Reputation: 917
I've read the docs on bulk upload
I generated a file with 1 json per line that's about 160 gigs. The bulk upload it looks like I'd have to put some kind of schema info before each line inserted, which would blow up the size of the file.
To bulk upload my 1 json per line file, I use gnu parallel to post with curl
cat out.json | parallel -j 32 --pipe -N1 curl -XPOST 'http://localhost:9200/xxx/yyy' --data-binary @-
This is really slow though. I could also run the job on a machine that has an SSD, take snapshot, then load onto server without one. What techniques do you use for fastest bulk upload?
Upvotes: 1
Views: 275
Reputation: 4803
I think you can take a look at logstash with json input file. Input filter plugin configs. Since logstash also says that logstash is faster as long as services are fast.Since reading json is very heavy filesystem operation (disk io cost will be high).

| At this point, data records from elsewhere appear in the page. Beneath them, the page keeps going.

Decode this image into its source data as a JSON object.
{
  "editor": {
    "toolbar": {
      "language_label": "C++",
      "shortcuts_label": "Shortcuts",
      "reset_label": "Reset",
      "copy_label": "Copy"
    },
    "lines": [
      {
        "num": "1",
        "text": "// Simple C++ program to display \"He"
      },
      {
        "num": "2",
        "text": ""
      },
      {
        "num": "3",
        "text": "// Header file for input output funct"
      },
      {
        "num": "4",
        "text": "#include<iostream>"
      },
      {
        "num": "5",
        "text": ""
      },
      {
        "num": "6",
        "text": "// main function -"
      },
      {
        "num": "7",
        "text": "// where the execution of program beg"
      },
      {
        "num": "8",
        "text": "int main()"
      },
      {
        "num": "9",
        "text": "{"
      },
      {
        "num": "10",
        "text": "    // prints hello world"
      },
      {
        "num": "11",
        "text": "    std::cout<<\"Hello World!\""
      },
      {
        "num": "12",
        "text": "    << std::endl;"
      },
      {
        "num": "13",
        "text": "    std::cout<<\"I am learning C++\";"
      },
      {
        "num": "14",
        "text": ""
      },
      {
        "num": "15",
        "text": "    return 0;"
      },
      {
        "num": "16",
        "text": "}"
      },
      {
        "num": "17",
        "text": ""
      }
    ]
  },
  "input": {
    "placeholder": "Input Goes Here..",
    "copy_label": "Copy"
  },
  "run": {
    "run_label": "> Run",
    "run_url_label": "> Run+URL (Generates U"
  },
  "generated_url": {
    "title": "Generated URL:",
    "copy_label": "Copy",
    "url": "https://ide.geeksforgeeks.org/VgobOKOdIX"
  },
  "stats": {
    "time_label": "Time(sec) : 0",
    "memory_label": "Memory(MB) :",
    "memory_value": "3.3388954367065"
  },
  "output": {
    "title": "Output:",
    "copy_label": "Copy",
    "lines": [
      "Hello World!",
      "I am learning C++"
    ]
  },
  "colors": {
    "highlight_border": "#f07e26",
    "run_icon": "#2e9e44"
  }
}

If your cluster suffers from write performance.consider adding a buffer queue for holding data.If your data feed to ES exceeds the Elasticsearch cluster’s ability to ingest the data, you can use a message queue as a buffer. By default, Logstash throttles incoming events when indexer consumption rates fall below incoming data rates. Since this throttling can lead to events being buffered at the data source, preventing backpressure with message queues becomes an important part of managing your deployment.
Upvotes: 1